L.A. Times Test Kitchen tips: Segmenting citrus
I remember the first time I tried to peel the the white membrane off of individual orange slices. I think I was trying to make a salad, and what should have been an easy recipe seemed to take forever. I spent most of an hour painstakingly peeling the membrane off of each slice using a pairing knife and my fingers. It was tragic.
I can chuckle now. Little did I know then that learning to segment, or supreme, an orange isn't hard at all, and shouldn't take the day. It should only take a few minutes.
I was just demonstrating the technique to interns earlier this week, and thought I'd share some photos of how it's done. Click the link below to follow the steps.
If you have any kitchen tips or questions you'd like me to explore, leave a comment below or shoot me an e-mail at firstname.lastname@example.org.
-- Noelle Carter
1. Whole citrus (mandarin), above. Place the citrus on a clean, flat surface.
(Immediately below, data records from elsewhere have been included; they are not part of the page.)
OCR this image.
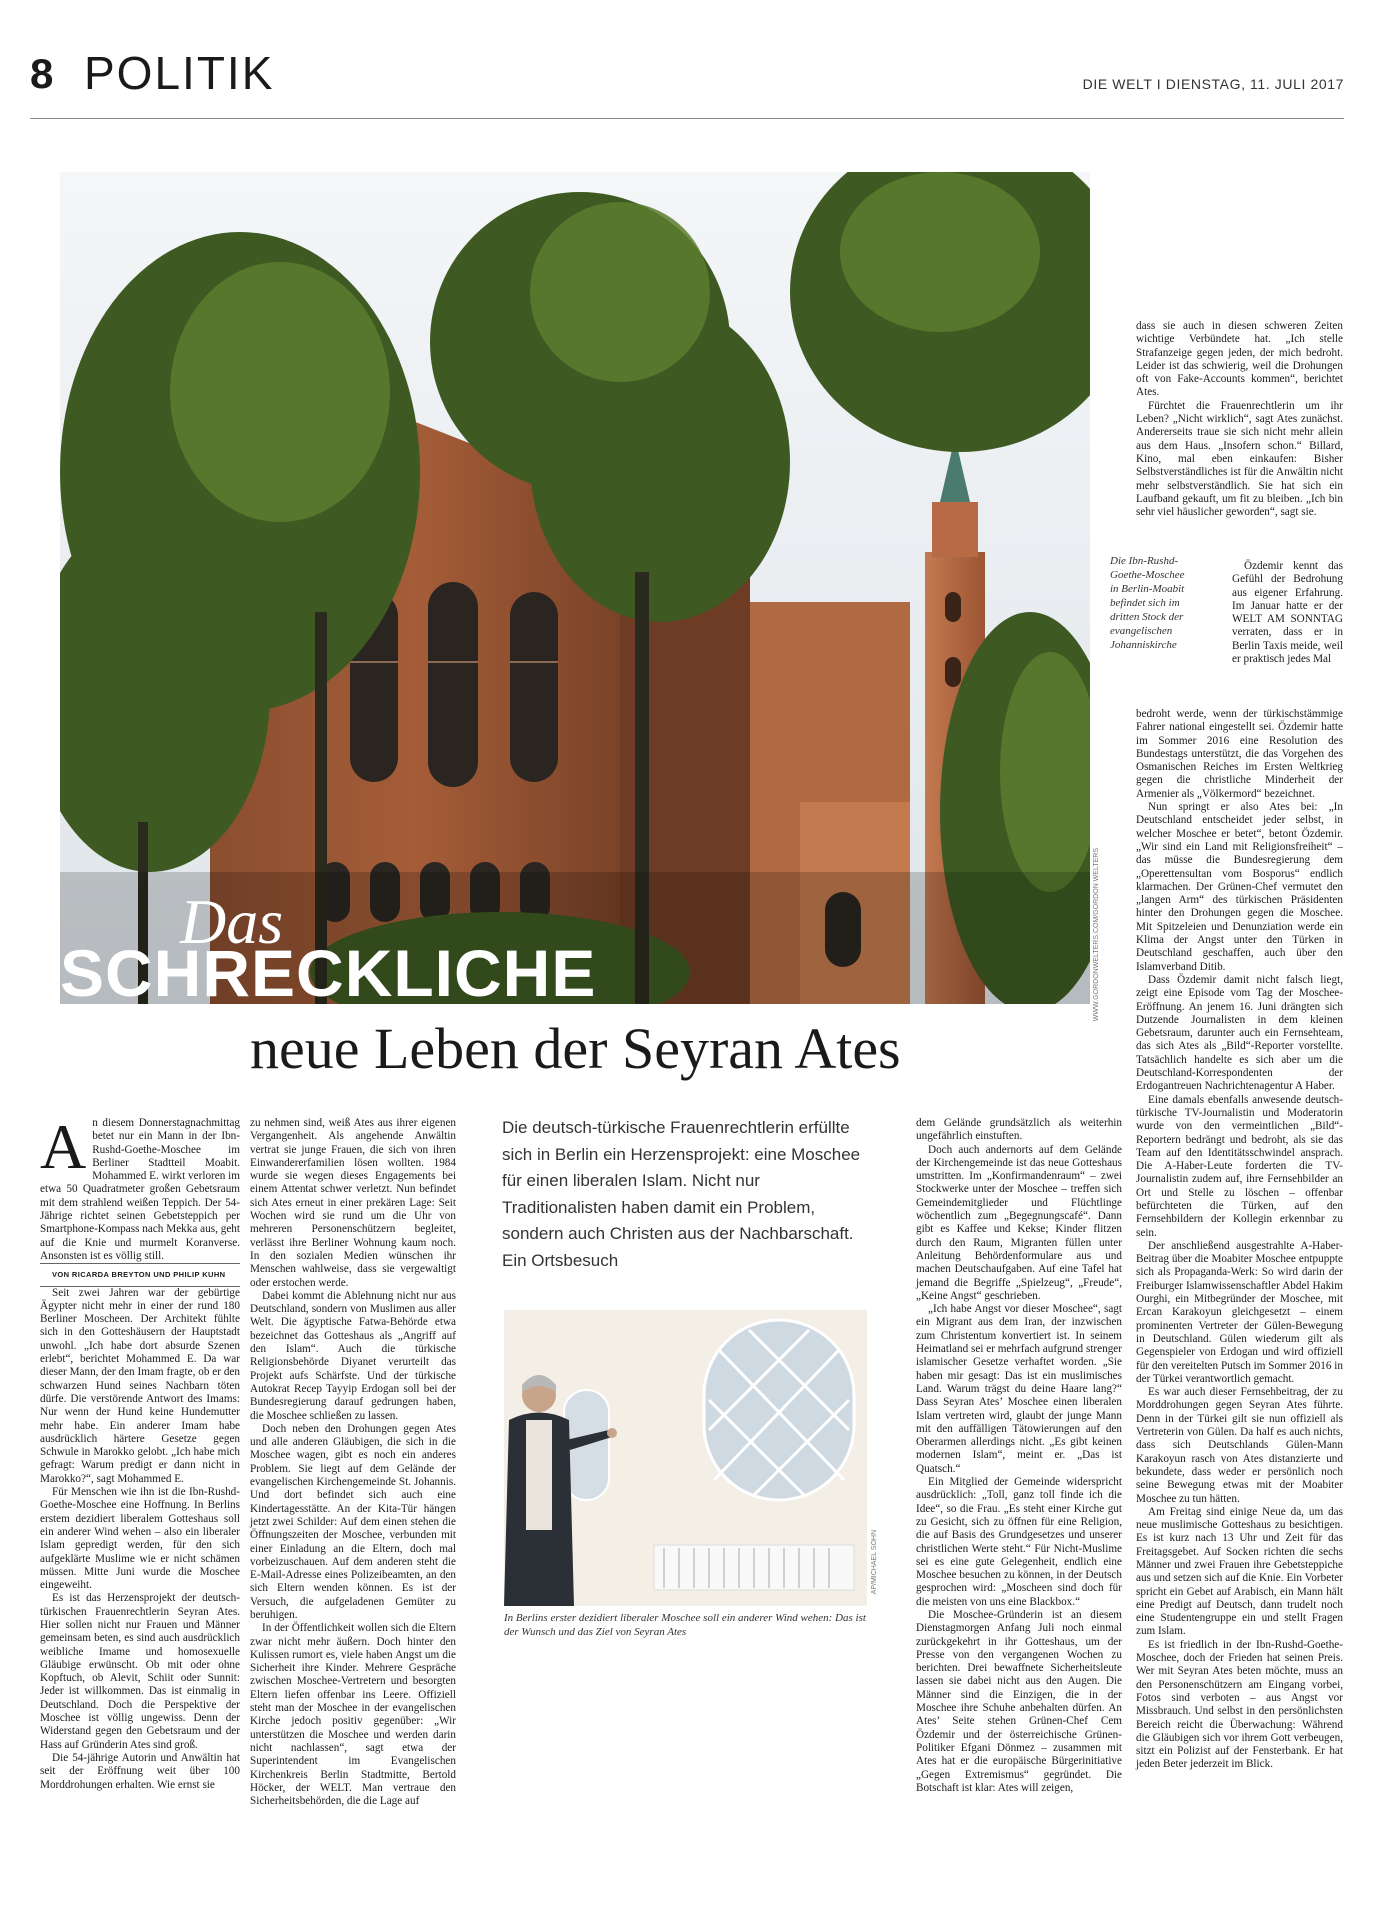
8 POLITIK	DIE WELT I DIENSTAG, 11. JULI 2017
WWW.GORDONWELTERS.COM/GORDON WELTERS
Das
SCHRECKLICHE
neue Leben der Seyran Ates
Die Ibn-Rushd-Goethe-Moschee in Berlin-Moabit befindet sich im dritten Stock der evangelischen Johanniskirche

An diesem Donnerstagnachmittag betet nur ein Mann in der Ibn-Rushd-Goethe-Moschee im Berliner Stadtteil Moabit. Mohammed E. wirkt verloren im etwa 50 Quadratmeter großen Gebetsraum mit dem strahlend weißen Teppich. Der 54-Jährige richtet seinen Gebetsteppich per Smartphone-Kompass nach Mekka aus, geht auf die Knie und murmelt Koranverse. Ansonsten ist es völlig still.

VON RICARDA BREYTON UND PHILIP KUHN

Seit zwei Jahren war der gebürtige Ägypter nicht mehr in einer der rund 180 Berliner Moscheen. Der Architekt fühlte sich in den Gotteshäusern der Hauptstadt unwohl. „Ich habe dort absurde Szenen erlebt“, berichtet Mohammed E. Da war dieser Mann, der den Imam fragte, ob er den schwarzen Hund seines Nachbarn töten dürfe. Die verstörende Antwort des Imams: Nur wenn der Hund keine Hundemutter mehr habe. Ein anderer Imam habe ausdrücklich härtere Gesetze gegen Schwule in Marokko gelobt. „Ich habe mich gefragt: Warum predigt er dann nicht in Marokko?“, sagt Mohammed E.

Für Menschen wie ihn ist die Ibn-Rushd-Goethe-Moschee eine Hoffnung. In Berlins erstem dezidiert liberalem Gotteshaus soll ein anderer Wind wehen – also ein liberaler Islam gepredigt werden, für den sich aufgeklärte Muslime wie er nicht schämen müssen. Mitte Juni wurde die Moschee eingeweiht.

Es ist das Herzensprojekt der deutsch-türkischen Frauenrechtlerin Seyran Ates. Hier sollen nicht nur Frauen und Männer gemeinsam beten, es sind auch ausdrücklich weibliche Imame und homosexuelle Gläubige erwünscht. Ob mit oder ohne Kopftuch, ob Alevit, Schiit oder Sunnit: Jeder ist willkommen. Das ist einmalig in Deutschland. Doch die Perspektive der Moschee ist völlig ungewiss. Denn der Widerstand gegen den Gebetsraum und der Hass auf Gründerin Ates sind groß.

Die 54-jährige Autorin und Anwältin hat seit der Eröffnung weit über 100 Morddrohungen erhalten. Wie ernst sie

zu nehmen sind, weiß Ates aus ihrer eigenen Vergangenheit. Als angehende Anwältin vertrat sie junge Frauen, die sich von ihren Einwandererfamilien lösen wollten. 1984 wurde sie wegen dieses Engagements bei einem Attentat schwer verletzt. Nun befindet sich Ates erneut in einer prekären Lage: Seit Wochen wird sie rund um die Uhr von mehreren Personenschützern begleitet, verlässt ihre Berliner Wohnung kaum noch. In den sozialen Medien wünschen ihr Menschen wahlweise, dass sie vergewaltigt oder erstochen werde.

Dabei kommt die Ablehnung nicht nur aus Deutschland, sondern von Muslimen aus aller Welt. Die ägyptische Fatwa-Behörde etwa bezeichnet das Gotteshaus als „Angriff auf den Islam“. Auch die türkische Religionsbehörde Diyanet verurteilt das Projekt aufs Schärfste. Und der türkische Autokrat Recep Tayyip Erdogan soll bei der Bundesregierung darauf gedrungen haben, die Moschee schließen zu lassen.

Doch neben den Drohungen gegen Ates und alle anderen Gläubigen, die sich in die Moschee wagen, gibt es noch ein anderes Problem. Sie liegt auf dem Gelände der evangelischen Kirchengemeinde St. Johannis. Und dort befindet sich auch eine Kindertagesstätte. An der Kita-Tür hängen jetzt zwei Schilder: Auf dem einen stehen die Öffnungszeiten der Moschee, verbunden mit einer Einladung an die Eltern, doch mal vorbeizuschauen. Auf dem anderen steht die E-Mail-Adresse eines Polizeibeamten, an den sich Eltern wenden können. Es ist der Versuch, die aufgeladenen Gemüter zu beruhigen.

In der Öffentlichkeit wollen sich die Eltern zwar nicht mehr äußern. Doch hinter den Kulissen rumort es, viele haben Angst um die Sicherheit ihre Kinder. Mehrere Gespräche zwischen Moschee-Vertretern und besorgten Eltern liefen offenbar ins Leere. Offiziell steht man der Moschee in der evangelischen Kirche jedoch positiv gegenüber: „Wir unterstützen die Moschee und werden darin nicht nachlassen“, sagt etwa der Superintendent im Evangelischen Kirchenkreis Berlin Stadtmitte, Bertold Höcker, der WELT. Man vertraue den Sicherheitsbehörden, die die Lage auf

Die deutsch-türkische Frauenrechtlerin erfüllte sich in Berlin ein Herzensprojekt: eine Moschee für einen liberalen Islam. Nicht nur Traditionalisten haben damit ein Problem, sondern auch Christen aus der Nachbarschaft. Ein Ortsbesuch
AP/MICHAEL SOHN
In Berlins erster dezidiert liberaler Moschee soll ein anderer Wind wehen: Das ist der Wunsch und das Ziel von Seyran Ates

dem Gelände grundsätzlich als weiterhin ungefährlich einstuften.

Doch auch andernorts auf dem Gelände der Kirchengemeinde ist das neue Gotteshaus umstritten. Im „Konfirmandenraum“ – zwei Stockwerke unter der Moschee – treffen sich Gemeindemitglieder und Flüchtlinge wöchentlich zum „Begegnungscafé“. Dann gibt es Kaffee und Kekse; Kinder flitzen durch den Raum, Migranten füllen unter Anleitung Behördenformulare aus und machen Deutschaufgaben. Auf eine Tafel hat jemand die Begriffe „Spielzeug“, „Freude“, „Keine Angst“ geschrieben.

„Ich habe Angst vor dieser Moschee“, sagt ein Migrant aus dem Iran, der inzwischen zum Christentum konvertiert ist. In seinem Heimatland sei er mehrfach aufgrund strenger islamischer Gesetze verhaftet worden. „Sie haben mir gesagt: Das ist ein muslimisches Land. Warum trägst du deine Haare lang?“ Dass Seyran Ates’ Moschee einen liberalen Islam vertreten wird, glaubt der junge Mann mit den auffälligen Tätowierungen auf den Oberarmen allerdings nicht. „Es gibt keinen modernen Islam“, meint er. „Das ist Quatsch.“

Ein Mitglied der Gemeinde widerspricht ausdrücklich: „Toll, ganz toll finde ich die Idee“, so die Frau. „Es steht einer Kirche gut zu Gesicht, sich zu öffnen für eine Religion, die auf Basis des Grundgesetzes und unserer christlichen Werte steht.“ Für Nicht-Muslime sei es eine gute Gelegenheit, endlich eine Moschee besuchen zu können, in der Deutsch gesprochen wird: „Moscheen sind doch für die meisten von uns eine Blackbox.“

Die Moschee-Gründerin ist an diesem Dienstagmorgen Anfang Juli noch einmal zurückgekehrt in ihr Gotteshaus, um der Presse von den vergangenen Wochen zu berichten. Drei bewaffnete Sicherheitsleute lassen sie dabei nicht aus den Augen. Die Männer sind die Einzigen, die in der Moschee ihre Schuhe anbehalten dürfen. An Ates’ Seite stehen Grünen-Chef Cem Özdemir und der österreichische Grünen-Politiker Efgani Dönmez – zusammen mit Ates hat er die europäische Bürgerinitiative „Gegen Extremismus“ gegründet. Die Botschaft ist klar: Ates will zeigen,

dass sie auch in diesen schweren Zeiten wichtige Verbündete hat. „Ich stelle Strafanzeige gegen jeden, der mich bedroht. Leider ist das schwierig, weil die Drohungen oft von Fake-Accounts kommen“, berichtet Ates.

Fürchtet die Frauenrechtlerin um ihr Leben? „Nicht wirklich“, sagt Ates zunächst. Andererseits traue sie sich nicht mehr allein aus dem Haus. „Insofern schon.“ Billard, Kino, mal eben einkaufen: Bisher Selbstverständliches ist für die Anwältin nicht mehr selbstverständlich. Sie hat sich ein Laufband gekauft, um fit zu bleiben. „Ich bin sehr viel häuslicher geworden“, sagt sie.

Özdemir kennt das Gefühl der Bedrohung aus eigener Erfahrung. Im Januar hatte er der WELT AM SONNTAG verraten, dass er in Berlin Taxis meide, weil er praktisch jedes Mal

bedroht werde, wenn der türkischstämmige Fahrer national eingestellt sei. Özdemir hatte im Sommer 2016 eine Resolution des Bundestags unterstützt, die das Vorgehen des Osmanischen Reiches im Ersten Weltkrieg gegen die christliche Minderheit der Armenier als „Völkermord“ bezeichnet.

Nun springt er also Ates bei: „In Deutschland entscheidet jeder selbst, in welcher Moschee er betet“, betont Özdemir. „Wir sind ein Land mit Religionsfreiheit“ – das müsse die Bundesregierung dem „Operettensultan vom Bosporus“ endlich klarmachen. Der Grünen-Chef vermutet den „langen Arm“ des türkischen Präsidenten hinter den Drohungen gegen die Moschee. Mit Spitzeleien und Denunziation werde ein Klima der Angst unter den Türken in Deutschland geschaffen, auch über den Islamverband Ditib.

Dass Özdemir damit nicht falsch liegt, zeigt eine Episode vom Tag der Moschee-Eröffnung. An jenem 16. Juni drängten sich Dutzende Journalisten in dem kleinen Gebetsraum, darunter auch ein Fernsehteam, das sich Ates als „Bild“-Reporter vorstellte. Tatsächlich handelte es sich aber um die Deutschland-Korrespondenten der Erdogantreuen Nachrichtenagentur A Haber.

Eine damals ebenfalls anwesende deutsch-türkische TV-Journalistin und Moderatorin wurde von den vermeintlichen „Bild“-Reportern bedrängt und bedroht, als sie das Team auf den Identitätsschwindel ansprach. Die A-Haber-Leute forderten die TV-Journalistin zudem auf, ihre Fernsehbilder an Ort und Stelle zu löschen – offenbar befürchteten die Türken, auf den Fernsehbildern der Kollegin erkennbar zu sein.

Der anschließend ausgestrahlte A-Haber-Beitrag über die Moabiter Moschee entpuppte sich als Propaganda-Werk: So wird darin der Freiburger Islamwissenschaftler Abdel Hakim Ourghi, ein Mitbegründer der Moschee, mit Ercan Karakoyun gleichgesetzt – einem prominenten Vertreter der Gülen-Bewegung in Deutschland. Gülen wiederum gilt als Gegenspieler von Erdogan und wird offiziell für den vereitelten Putsch im Sommer 2016 in der Türkei verantwortlich gemacht.

Es war auch dieser Fernsehbeitrag, der zu Morddrohungen gegen Seyran Ates führte. Denn in der Türkei gilt sie nun offiziell als Vertreterin von Gülen. Da half es auch nichts, dass sich Deutschlands Gülen-Mann Karakoyun rasch von Ates distanzierte und bekundete, dass weder er persönlich noch seine Bewegung etwas mit der Moabiter Moschee zu tun hätten.

Am Freitag sind einige Neue da, um das neue muslimische Gotteshaus zu besichtigen. Es ist kurz nach 13 Uhr und Zeit für das Freitagsgebet. Auf Socken richten die sechs Männer und zwei Frauen ihre Gebetsteppiche aus und setzen sich auf die Knie. Ein Vorbeter spricht ein Gebet auf Arabisch, ein Mann hält eine Predigt auf Deutsch, dann trudelt noch eine Studentengruppe ein und stellt Fragen zum Islam.

Es ist friedlich in der Ibn-Rushd-Goethe-Moschee, doch der Frieden hat seinen Preis. Wer mit Seyran Ates beten möchte, muss an den Personenschützern am Eingang vorbei, Fotos sind verboten – aus Angst vor Missbrauch. Und selbst in den persönlichsten Bereich reicht die Überwachung: Während die Gläubigen sich vor ihrem Gott verbeugen, sitzt ein Polizist auf der Fensterbank. Er hat jeden Beter jederzeit im Blick.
2. Using a sharp knife, slice the top and bottom off the citrus.
3. Following the curve of the citrus, slice through the skin on the sides of the citrus to remove it.
4. Check the citrus to make sure all of the outer skin is removed.
5. Carefully begin to slice into a slice of the citrus, running the blade just inside of the membrane.
6. Run the blade along the other side of the slice just inside the membrane to segment (or supreme) the slice, removing it from the body of the fruit.
7. Repeat with all of the slices. Be careful, as the citrus can be very slippery. If the citrus is very juicy, segment it over a bowl to catch the excess juice.
8. A whole mandarin, left, and a segmented mandarin, right.